E. 8.3 Le recourant soutient en premier lieu que les autorités bulgares l'auraient maltraité et battu, de sorte que son retour en Bulgarie l'exposerait à un risque réel d'être à nouveau victime de maltraitances. L'intéressé n'a toutefois pas fourni d'éléments concrets de nature à corroborer les atteintes invoquées. S'agissant des séquelles psychologiques invoquées en lien avec les mauvais traitements prétendument subis, il y a lieu de noter que les pièces médicales au dossier ne les attestent pas. De manière générale, l'intéressé n'a pas présenté d'indices objectifs et convergents selon lesquels, au vu des particularités de son précédent séjour en Bulgarie et de la situation actuelle dans ce pays, il courrait un risque avéré de subir, en cas de transfert, des traitements prohibés par les art. 3 CEDH, 3 et 16 Conv. torture et 4 Charte UE. Le Tribunal a certes retenu que le système d'asile bulgare présentait de nombreux dysfonctionnements notamment en ce qui concerne les conditions d'accueil et de détention des requérants d'asile (cf. arrêt F-7195/2018 du 11 février 2020 consid. 6, spéc. 6.6.7) ; cela étant, les actes de maltraitance constatés dans ce cadre n'apparaissent pas relever d'une pratique établie de violation systématique des normes internationales en la matière. Dans ce contexte, les arguments avancés par l'intéressé - au demeurant non étayés - ne sont pas à eux seuls suffisants pour remettre en cause la présomption du respect par la Bulgarie de ses obligations concernant les droits des requérants d'asile. En tout état de cause, si - après son transfert - le recourant devait être conduit par les circonstances à mener une existence non conforme à la dignité humaine ou être victime, de toute autre manière, d'atteintes à ses droits fondamentaux ou aux obligations de droit international auxquelles la Bulgarie est tenue, il lui appartiendrait d'agir directement auprès des autorités compétentes, en usant des voies juridiques adéquates, afin de faire valoir ses droits. Enfin, il y a lieu de rappeler que le règlement Dublin III ne confère pas aux requérants le droit de choisir l'Etat membre offrant, selon eux, les meilleures conditions d'accueil en tant qu'Etat responsable de l'examen de leur demande d'asile (cf. ATAF 2010/45 consid. 8.3).

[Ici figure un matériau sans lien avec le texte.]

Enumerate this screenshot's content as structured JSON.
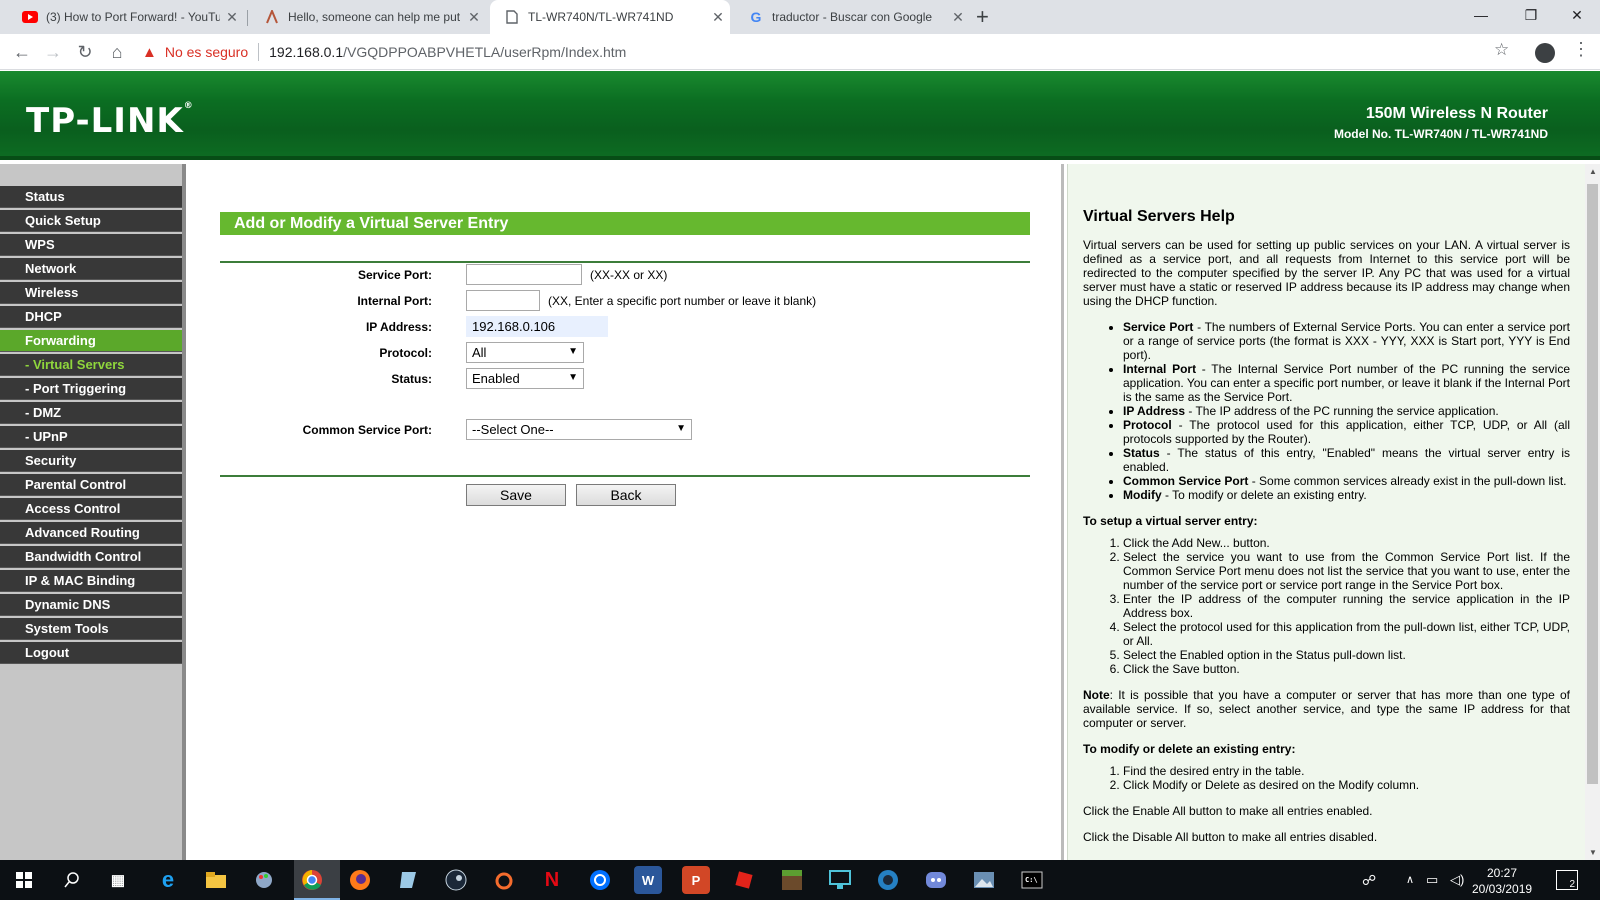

E. 8.4 Le recourant fait valoir en second lieu qu'il n'aurait pas accès en Bulgarie aux soins médicaux que requiert son état de santé, de sorte qu'il serait exposé dans ce pays à des traitements contraires aux art. 3 CEDH et 16 Conv. torture.

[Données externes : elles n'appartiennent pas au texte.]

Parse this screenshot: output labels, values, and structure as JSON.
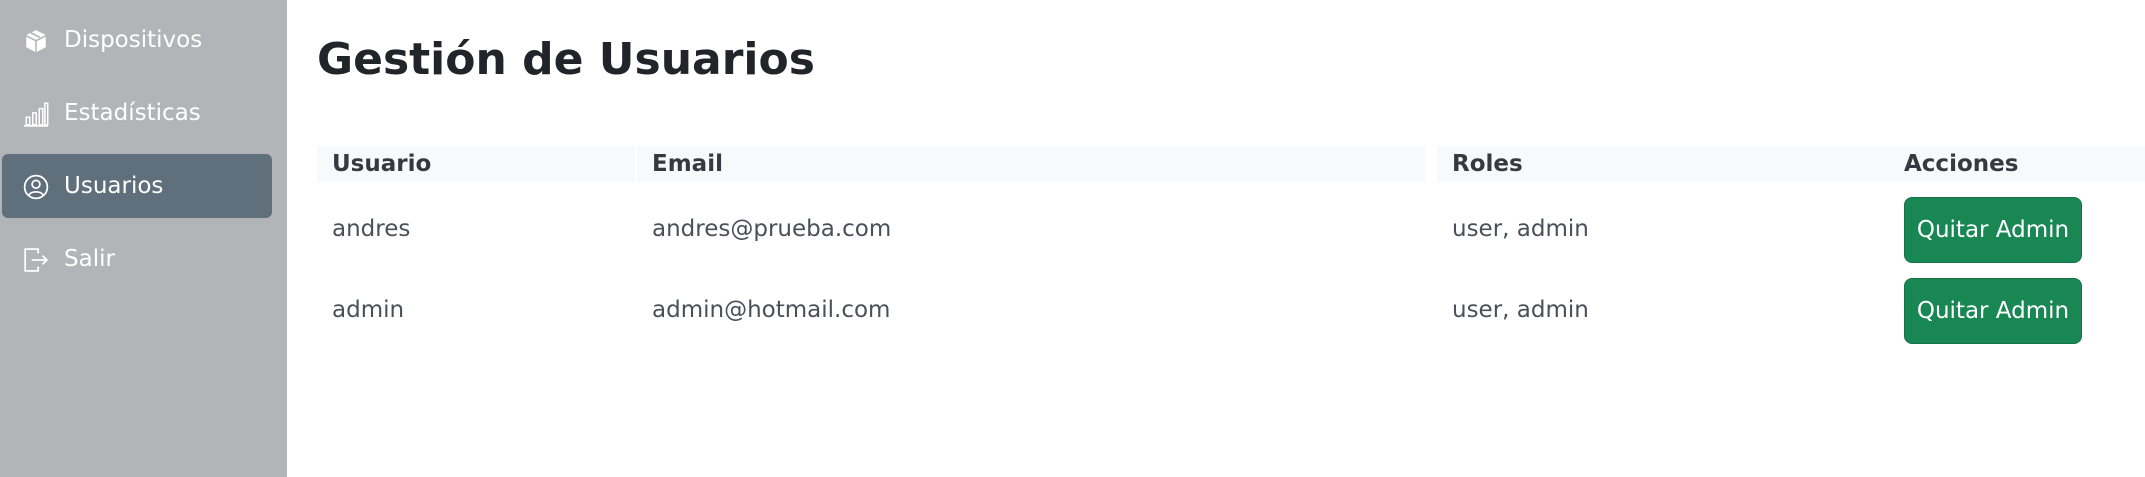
{
  "sidebar": {
    "items": [
      {
        "label": "Dispositivos",
        "icon": "box-icon",
        "active": false
      },
      {
        "label": "Estadísticas",
        "icon": "bar-chart-icon",
        "active": false
      },
      {
        "label": "Usuarios",
        "icon": "user-circle-icon",
        "active": true
      },
      {
        "label": "Salir",
        "icon": "logout-icon",
        "active": false
      }
    ]
  },
  "main": {
    "title": "Gestión de Usuarios",
    "table": {
      "headers": [
        "Usuario",
        "Email",
        "Roles",
        "Acciones"
      ],
      "rows": [
        {
          "usuario": "andres",
          "email": "andres@prueba.com",
          "roles": "user, admin",
          "action": "Quitar Admin"
        },
        {
          "usuario": "admin",
          "email": "admin@hotmail.com",
          "roles": "user, admin",
          "action": "Quitar Admin"
        }
      ]
    }
  },
  "colors": {
    "sidebar_bg": "#b3b4b7",
    "sidebar_active": "#5f6f7b",
    "button_green": "#198754",
    "header_bg": "#f8f9fa"
  }
}
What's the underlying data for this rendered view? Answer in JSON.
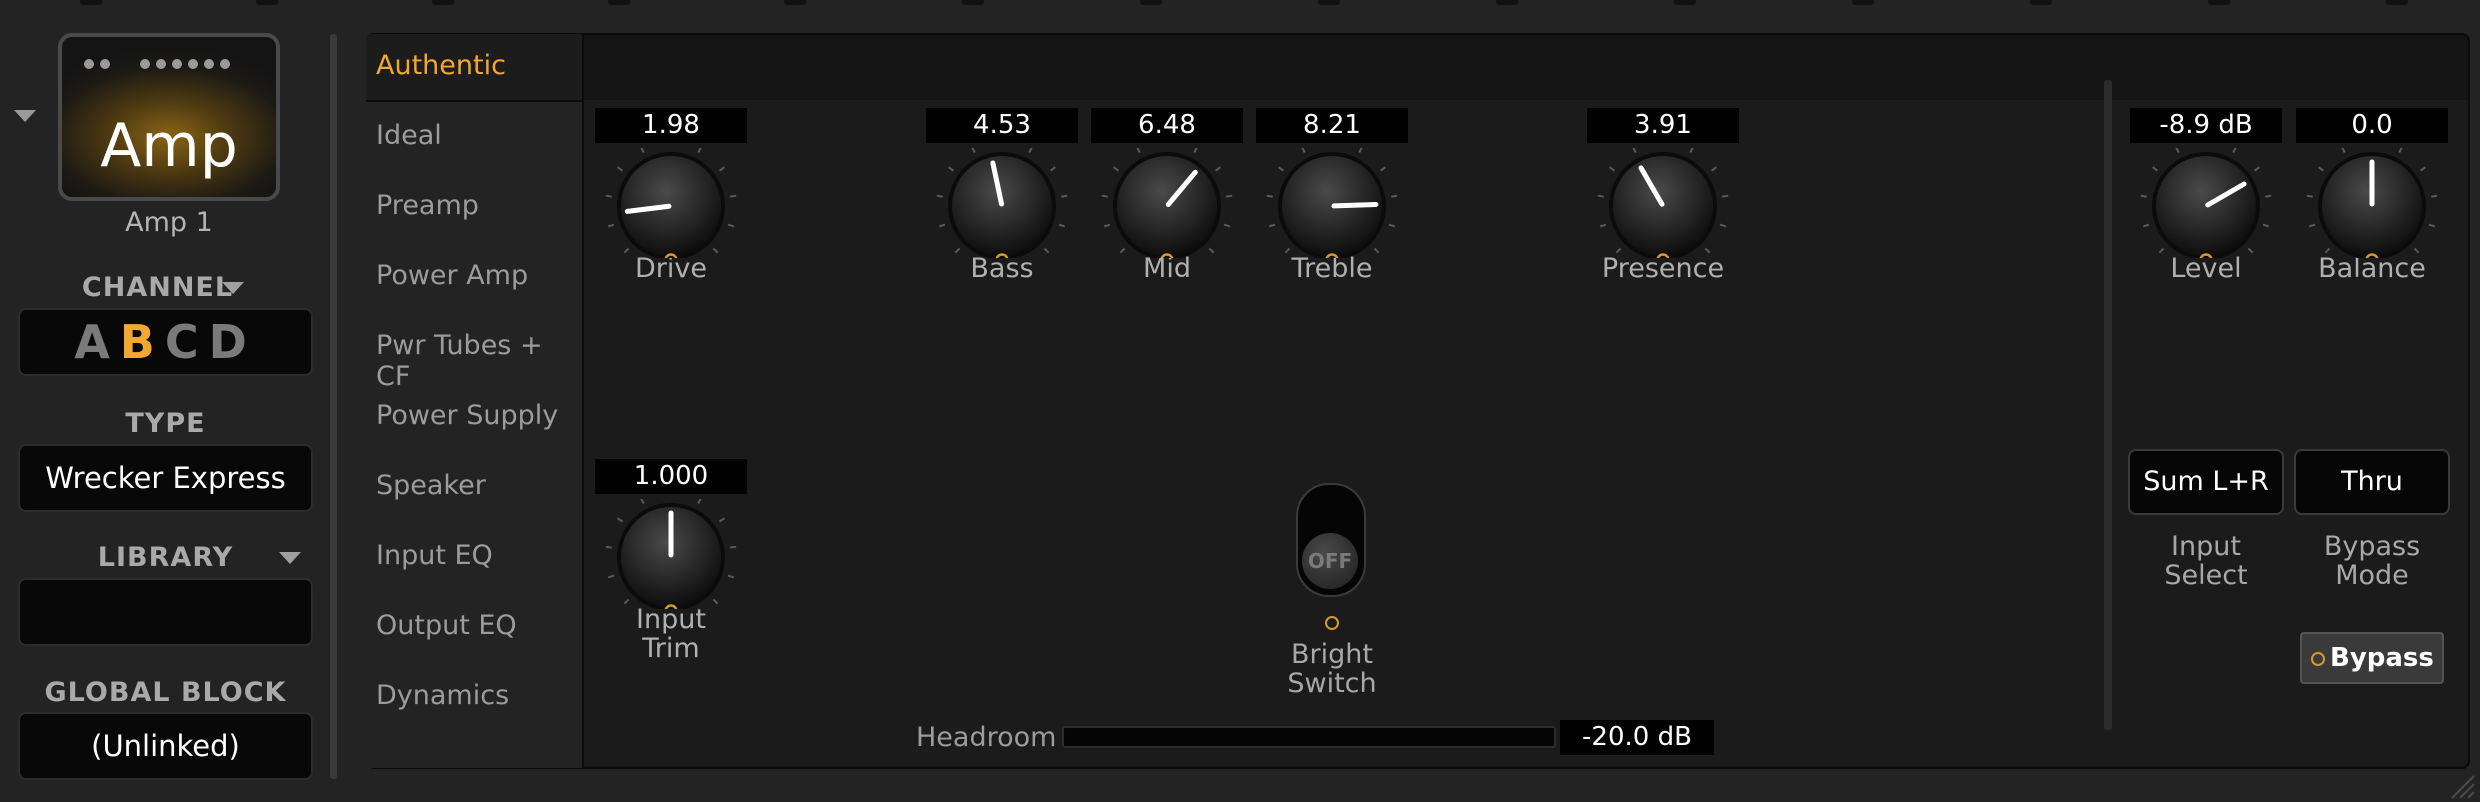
{
  "left_panel": {
    "block_name": "Amp",
    "instance_name": "Amp 1",
    "channel_label": "CHANNEL",
    "channels": [
      "A",
      "B",
      "C",
      "D"
    ],
    "active_channel": "B",
    "type_label": "TYPE",
    "type_value": "Wrecker Express",
    "library_label": "LIBRARY",
    "library_value": "",
    "global_block_label": "GLOBAL BLOCK",
    "global_block_value": "(Unlinked)"
  },
  "tabs": {
    "active": "Authentic",
    "items": [
      "Ideal",
      "Preamp",
      "Power Amp",
      "Pwr Tubes + CF",
      "Power Supply",
      "Speaker",
      "Input EQ",
      "Output EQ",
      "Dynamics"
    ]
  },
  "knobs": {
    "drive": {
      "label": "Drive",
      "value": "1.98"
    },
    "bass": {
      "label": "Bass",
      "value": "4.53"
    },
    "mid": {
      "label": "Mid",
      "value": "6.48"
    },
    "treble": {
      "label": "Treble",
      "value": "8.21"
    },
    "presence": {
      "label": "Presence",
      "value": "3.91"
    },
    "level": {
      "label": "Level",
      "value": "-8.9 dB"
    },
    "balance": {
      "label": "Balance",
      "value": "0.0"
    },
    "input_trim": {
      "label_line1": "Input",
      "label_line2": "Trim",
      "value": "1.000"
    }
  },
  "bright_switch": {
    "state": "OFF",
    "label_line1": "Bright",
    "label_line2": "Switch"
  },
  "input_select": {
    "value": "Sum L+R",
    "label_line1": "Input",
    "label_line2": "Select"
  },
  "bypass_mode": {
    "value": "Thru",
    "label_line1": "Bypass",
    "label_line2": "Mode"
  },
  "bypass_button": {
    "label": "Bypass"
  },
  "headroom": {
    "label": "Headroom",
    "value": "-20.0 dB"
  },
  "colors": {
    "accent": "#f0a830",
    "indicator_ring": "#d39a2c"
  }
}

E. 8.4.1 Selon la jurisprudence de la CourEDH, le retour forcé d'une personne touchée dans sa santé n'est susceptible de constituer une violation de l'art. 3 CEDH que si l'intéressé se trouve à un stade de sa maladie avancé et terminal, au point que sa mort apparaît comme une perspective proche (cf. arrêts A.S. c. Suisse du 30 juin 2015, n° 39350/13, par. 31 ss ; S.J. c. Belgique du 27 février 2014, n° 70055/10, par. 119-120 ; N. c. Royaume-Uni du 27 mai 2008, n° 26565/05, par. 42 ss ; décisions E.O. c. Italie du 10 mai 2012, n° 34724/10, par. 38 ss ; Ndangoya c. Suède du 22 juin 2004, n° 17868/03, pp. 12-13 ; ATAF 2011/9 consid. 7.1). Il s'agit de cas très exceptionnels, en ce sens que la personne concernée doit connaître un état à ce point altéré que l'hypothèse de son rapide décès après le retour confine à la certitude. La CourEDH a précisé qu'un cas exceptionnel au sens précité doit être reconnu également lorsqu'il existe des motifs sérieux de croire que la personne gravement malade ferait face, en raison de l'absence de traitements adéquats dans le pays de destination ou de l'impossibilité d'y avoir accès, à un risque réel de subir un déclin grave, rapide et irréversible de son état de santé, entraînant des souffrances intenses ou une réduction significative de son espérance de vie (cf. arrêt Paposhvili c. Belgique du 13 décembre 2016, n° 41738/10, par. 181-183 ; également, arrêt de la Cour de justice de l'Union européenne du 16 février 2017 dans l'affaire C-578/16, C.K., H F., A.S. c. Republika Slovenija, point 68).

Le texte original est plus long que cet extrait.